Il fit dix pas encore et s'arrêta soudain.
«Ah ça! grommela-t-il, et la jeune personne qui s'est pâmée dans mes bras!... Que devient-elle? Si j'allais la chercher?... Au fait, je suis son cavalier?... C'est peut-être une impolitesse de la planter là! Tout de même, ce serait excessif de me faire mettre en charpie uniquement pour aller présenter mes hommages et mes adieux à une inconnue... Allons, chevalier, un peu de sagesse, que diable!... Et la petite bohémienne? Où vais-je reprendre sa piste?...
Il se secoua et se remit tranquillement en route.
«Allons dormir, fit-il. J'ai toujours vu que mes bonnes idées me sont venues en dormant.»
Et, ayant franchi le pont, il se dirigea vers la rue des Barrés où l'attendait Charles d'Angoulême...
Depuis qu'il était sorti de l'auberge du Pressoir-de-Fer, trois ombres le suivaient, s'attachant à ses pas, et suivant chacun de ses mouvements. C'était Picouic et Croasse suivis de Maurevert.

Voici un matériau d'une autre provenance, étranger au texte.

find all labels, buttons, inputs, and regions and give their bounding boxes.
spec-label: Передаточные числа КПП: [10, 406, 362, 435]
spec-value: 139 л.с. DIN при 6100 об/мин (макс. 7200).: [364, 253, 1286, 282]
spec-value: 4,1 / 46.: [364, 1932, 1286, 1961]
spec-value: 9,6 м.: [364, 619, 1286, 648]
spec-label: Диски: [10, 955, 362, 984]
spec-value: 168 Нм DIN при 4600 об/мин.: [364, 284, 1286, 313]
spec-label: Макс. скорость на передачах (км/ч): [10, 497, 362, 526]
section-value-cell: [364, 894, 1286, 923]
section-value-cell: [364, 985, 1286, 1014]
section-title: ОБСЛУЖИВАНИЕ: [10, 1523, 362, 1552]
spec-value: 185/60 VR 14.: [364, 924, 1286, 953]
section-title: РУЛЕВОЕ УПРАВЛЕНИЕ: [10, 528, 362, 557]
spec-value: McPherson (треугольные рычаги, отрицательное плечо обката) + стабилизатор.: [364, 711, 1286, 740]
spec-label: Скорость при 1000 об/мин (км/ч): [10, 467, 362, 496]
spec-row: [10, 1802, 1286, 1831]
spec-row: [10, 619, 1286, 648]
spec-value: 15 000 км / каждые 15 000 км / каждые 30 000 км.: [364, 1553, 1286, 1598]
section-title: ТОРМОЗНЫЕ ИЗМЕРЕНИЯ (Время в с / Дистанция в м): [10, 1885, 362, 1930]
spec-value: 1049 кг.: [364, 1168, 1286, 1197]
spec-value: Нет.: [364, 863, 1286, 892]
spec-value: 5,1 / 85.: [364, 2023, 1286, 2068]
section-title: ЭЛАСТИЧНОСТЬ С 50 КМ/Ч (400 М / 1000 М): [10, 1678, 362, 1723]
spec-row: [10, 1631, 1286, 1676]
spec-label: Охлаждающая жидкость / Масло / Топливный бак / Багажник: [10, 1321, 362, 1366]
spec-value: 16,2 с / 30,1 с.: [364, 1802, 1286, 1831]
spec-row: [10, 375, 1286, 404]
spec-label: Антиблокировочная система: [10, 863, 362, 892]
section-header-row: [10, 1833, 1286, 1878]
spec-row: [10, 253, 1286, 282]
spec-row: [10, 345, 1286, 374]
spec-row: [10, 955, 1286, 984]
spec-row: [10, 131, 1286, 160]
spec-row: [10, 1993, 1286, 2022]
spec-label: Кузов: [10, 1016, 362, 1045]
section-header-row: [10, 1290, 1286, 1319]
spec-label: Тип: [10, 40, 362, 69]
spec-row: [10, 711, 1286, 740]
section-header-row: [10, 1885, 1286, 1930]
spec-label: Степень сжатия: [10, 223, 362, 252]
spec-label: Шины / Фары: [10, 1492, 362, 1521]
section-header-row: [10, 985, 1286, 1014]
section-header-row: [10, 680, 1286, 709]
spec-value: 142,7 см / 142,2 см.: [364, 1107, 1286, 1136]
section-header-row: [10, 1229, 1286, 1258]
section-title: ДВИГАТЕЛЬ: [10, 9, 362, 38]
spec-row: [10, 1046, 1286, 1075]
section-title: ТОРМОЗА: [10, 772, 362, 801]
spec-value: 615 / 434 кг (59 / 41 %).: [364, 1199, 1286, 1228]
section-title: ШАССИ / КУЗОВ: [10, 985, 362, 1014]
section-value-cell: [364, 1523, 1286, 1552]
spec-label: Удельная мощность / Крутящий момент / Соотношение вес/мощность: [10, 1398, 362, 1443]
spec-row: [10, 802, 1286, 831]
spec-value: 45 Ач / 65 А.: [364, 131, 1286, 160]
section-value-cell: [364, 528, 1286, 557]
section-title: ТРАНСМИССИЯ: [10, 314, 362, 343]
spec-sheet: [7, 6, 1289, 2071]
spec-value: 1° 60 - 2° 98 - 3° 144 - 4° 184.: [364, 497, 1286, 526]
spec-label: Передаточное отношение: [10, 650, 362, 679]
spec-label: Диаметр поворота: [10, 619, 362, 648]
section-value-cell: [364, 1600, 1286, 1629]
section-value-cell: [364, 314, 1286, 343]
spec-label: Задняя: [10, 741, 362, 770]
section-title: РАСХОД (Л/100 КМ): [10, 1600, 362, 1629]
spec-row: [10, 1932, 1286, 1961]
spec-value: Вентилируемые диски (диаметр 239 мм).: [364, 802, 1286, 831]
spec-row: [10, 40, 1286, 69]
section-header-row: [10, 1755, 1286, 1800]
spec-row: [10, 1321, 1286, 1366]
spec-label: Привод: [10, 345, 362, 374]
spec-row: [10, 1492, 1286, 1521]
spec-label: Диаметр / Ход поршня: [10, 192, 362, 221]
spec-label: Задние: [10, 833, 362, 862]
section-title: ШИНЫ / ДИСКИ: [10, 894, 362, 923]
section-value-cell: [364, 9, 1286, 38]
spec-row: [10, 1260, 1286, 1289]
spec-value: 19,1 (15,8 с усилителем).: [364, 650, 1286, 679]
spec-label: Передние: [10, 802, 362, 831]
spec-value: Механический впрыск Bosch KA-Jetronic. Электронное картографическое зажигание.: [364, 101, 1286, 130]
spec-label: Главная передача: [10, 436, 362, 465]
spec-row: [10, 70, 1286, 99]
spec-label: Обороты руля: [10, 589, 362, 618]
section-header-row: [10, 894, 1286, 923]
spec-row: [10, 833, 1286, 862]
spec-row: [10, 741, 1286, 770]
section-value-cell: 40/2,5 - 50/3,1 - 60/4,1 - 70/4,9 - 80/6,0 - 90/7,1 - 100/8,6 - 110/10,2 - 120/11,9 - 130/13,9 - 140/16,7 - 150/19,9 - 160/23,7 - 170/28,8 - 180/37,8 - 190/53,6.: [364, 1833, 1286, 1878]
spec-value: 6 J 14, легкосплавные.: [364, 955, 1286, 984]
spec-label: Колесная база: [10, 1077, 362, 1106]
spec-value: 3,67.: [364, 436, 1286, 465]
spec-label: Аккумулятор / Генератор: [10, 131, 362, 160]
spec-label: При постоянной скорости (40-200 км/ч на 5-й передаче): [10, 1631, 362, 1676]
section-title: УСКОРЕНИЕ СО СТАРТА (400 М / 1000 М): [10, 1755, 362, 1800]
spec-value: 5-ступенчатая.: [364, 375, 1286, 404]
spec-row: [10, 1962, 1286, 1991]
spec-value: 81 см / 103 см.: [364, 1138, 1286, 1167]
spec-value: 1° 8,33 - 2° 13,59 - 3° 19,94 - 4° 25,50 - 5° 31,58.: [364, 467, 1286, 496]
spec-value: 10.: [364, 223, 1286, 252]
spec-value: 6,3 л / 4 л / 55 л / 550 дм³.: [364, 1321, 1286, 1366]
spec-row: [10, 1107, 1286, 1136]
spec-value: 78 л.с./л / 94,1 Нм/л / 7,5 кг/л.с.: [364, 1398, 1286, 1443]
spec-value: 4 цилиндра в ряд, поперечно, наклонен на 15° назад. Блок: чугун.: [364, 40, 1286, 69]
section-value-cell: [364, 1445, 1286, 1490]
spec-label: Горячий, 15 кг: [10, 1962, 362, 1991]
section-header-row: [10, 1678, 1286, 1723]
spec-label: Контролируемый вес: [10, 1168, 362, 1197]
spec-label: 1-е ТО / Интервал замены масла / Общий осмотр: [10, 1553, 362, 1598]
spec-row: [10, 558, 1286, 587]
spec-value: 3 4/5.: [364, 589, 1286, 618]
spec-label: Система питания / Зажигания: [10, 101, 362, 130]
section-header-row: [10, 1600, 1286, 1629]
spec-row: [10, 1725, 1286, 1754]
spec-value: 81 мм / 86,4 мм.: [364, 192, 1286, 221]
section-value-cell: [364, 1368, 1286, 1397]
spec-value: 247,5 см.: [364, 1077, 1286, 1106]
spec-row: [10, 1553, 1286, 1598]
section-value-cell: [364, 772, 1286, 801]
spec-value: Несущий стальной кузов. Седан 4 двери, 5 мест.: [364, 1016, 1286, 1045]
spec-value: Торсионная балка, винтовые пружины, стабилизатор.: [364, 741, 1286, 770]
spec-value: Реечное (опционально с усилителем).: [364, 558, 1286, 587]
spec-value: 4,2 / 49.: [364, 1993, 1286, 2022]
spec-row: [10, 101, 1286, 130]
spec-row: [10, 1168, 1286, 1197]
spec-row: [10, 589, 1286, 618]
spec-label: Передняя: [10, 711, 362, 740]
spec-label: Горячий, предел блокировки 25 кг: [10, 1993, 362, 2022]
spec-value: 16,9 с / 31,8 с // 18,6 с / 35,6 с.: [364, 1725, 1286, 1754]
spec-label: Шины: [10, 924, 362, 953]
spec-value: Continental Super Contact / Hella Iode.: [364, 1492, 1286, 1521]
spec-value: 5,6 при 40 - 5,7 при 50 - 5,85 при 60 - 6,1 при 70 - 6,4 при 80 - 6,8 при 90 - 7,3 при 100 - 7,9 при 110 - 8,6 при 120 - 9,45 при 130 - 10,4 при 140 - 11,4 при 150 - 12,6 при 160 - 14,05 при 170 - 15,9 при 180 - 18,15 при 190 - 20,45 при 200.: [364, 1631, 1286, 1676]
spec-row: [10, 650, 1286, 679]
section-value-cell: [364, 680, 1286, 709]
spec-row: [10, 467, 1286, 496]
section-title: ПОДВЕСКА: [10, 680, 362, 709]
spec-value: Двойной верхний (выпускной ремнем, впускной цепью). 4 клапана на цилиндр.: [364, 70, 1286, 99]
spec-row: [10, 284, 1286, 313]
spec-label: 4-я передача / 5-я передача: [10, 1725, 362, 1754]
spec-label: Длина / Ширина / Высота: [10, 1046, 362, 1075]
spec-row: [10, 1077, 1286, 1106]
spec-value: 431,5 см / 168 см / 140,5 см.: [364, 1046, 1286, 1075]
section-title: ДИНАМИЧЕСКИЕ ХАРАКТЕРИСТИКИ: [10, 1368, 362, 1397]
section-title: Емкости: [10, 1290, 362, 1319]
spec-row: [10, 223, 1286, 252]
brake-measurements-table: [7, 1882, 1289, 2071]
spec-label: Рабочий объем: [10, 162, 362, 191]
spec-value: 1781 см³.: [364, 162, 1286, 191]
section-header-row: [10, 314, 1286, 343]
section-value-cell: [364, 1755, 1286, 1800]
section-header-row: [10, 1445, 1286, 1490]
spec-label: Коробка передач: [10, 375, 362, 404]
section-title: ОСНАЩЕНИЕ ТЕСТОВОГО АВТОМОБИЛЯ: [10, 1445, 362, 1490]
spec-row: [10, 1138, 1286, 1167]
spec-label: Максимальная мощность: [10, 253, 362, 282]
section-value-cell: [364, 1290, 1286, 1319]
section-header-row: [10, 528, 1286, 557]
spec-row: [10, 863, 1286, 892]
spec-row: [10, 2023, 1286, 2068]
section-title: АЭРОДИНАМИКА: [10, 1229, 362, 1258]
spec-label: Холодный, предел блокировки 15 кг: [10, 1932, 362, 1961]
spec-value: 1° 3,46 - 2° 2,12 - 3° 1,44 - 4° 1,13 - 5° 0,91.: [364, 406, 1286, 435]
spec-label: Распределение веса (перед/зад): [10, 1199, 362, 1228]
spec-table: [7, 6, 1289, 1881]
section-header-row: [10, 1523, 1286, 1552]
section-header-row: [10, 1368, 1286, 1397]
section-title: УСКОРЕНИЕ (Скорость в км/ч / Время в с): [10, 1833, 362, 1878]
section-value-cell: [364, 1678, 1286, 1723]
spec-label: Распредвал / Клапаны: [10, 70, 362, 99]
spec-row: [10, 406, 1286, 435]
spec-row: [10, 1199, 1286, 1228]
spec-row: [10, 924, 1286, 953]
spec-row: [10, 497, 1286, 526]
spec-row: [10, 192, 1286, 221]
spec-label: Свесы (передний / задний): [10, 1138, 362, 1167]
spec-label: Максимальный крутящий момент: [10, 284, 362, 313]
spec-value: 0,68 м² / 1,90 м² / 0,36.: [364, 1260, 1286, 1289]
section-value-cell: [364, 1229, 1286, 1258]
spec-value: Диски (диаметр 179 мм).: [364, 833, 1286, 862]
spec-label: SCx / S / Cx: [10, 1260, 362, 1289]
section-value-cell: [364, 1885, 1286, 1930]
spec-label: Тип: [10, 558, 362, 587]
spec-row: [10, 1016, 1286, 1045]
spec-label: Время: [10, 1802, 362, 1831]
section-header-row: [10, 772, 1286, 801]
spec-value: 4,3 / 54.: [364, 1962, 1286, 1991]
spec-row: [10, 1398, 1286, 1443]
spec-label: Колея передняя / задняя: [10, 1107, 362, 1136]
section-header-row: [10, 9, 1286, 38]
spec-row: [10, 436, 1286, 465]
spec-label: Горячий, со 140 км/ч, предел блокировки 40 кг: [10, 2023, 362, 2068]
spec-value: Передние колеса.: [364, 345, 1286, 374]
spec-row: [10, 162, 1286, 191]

Arrivé au port Saint-Paul, le chevalier s'enfonça à gauche dans une sorte d'étroit boyau qui allait s'ouvrir à son autre extrémité sur la rue des Barrés.
—Voici le moment! gronda Maurevert en s'arrêtant.
Les deux «hercules» s'élancèrent... Maurevert tira sa dague et s'apprêta à se ruer sur Pardaillan dès qu'il serait à terre; il voulait lui porter le dernier coup.
Le chevalier, maintenant, marchait insoucieusement. Tout à coup, il entendit derrière lui le glissement de deux pas rapides. Il se retourna et vit les deux hommes qui arrivaient à lui. Sa main se porta vivement à sa rapière.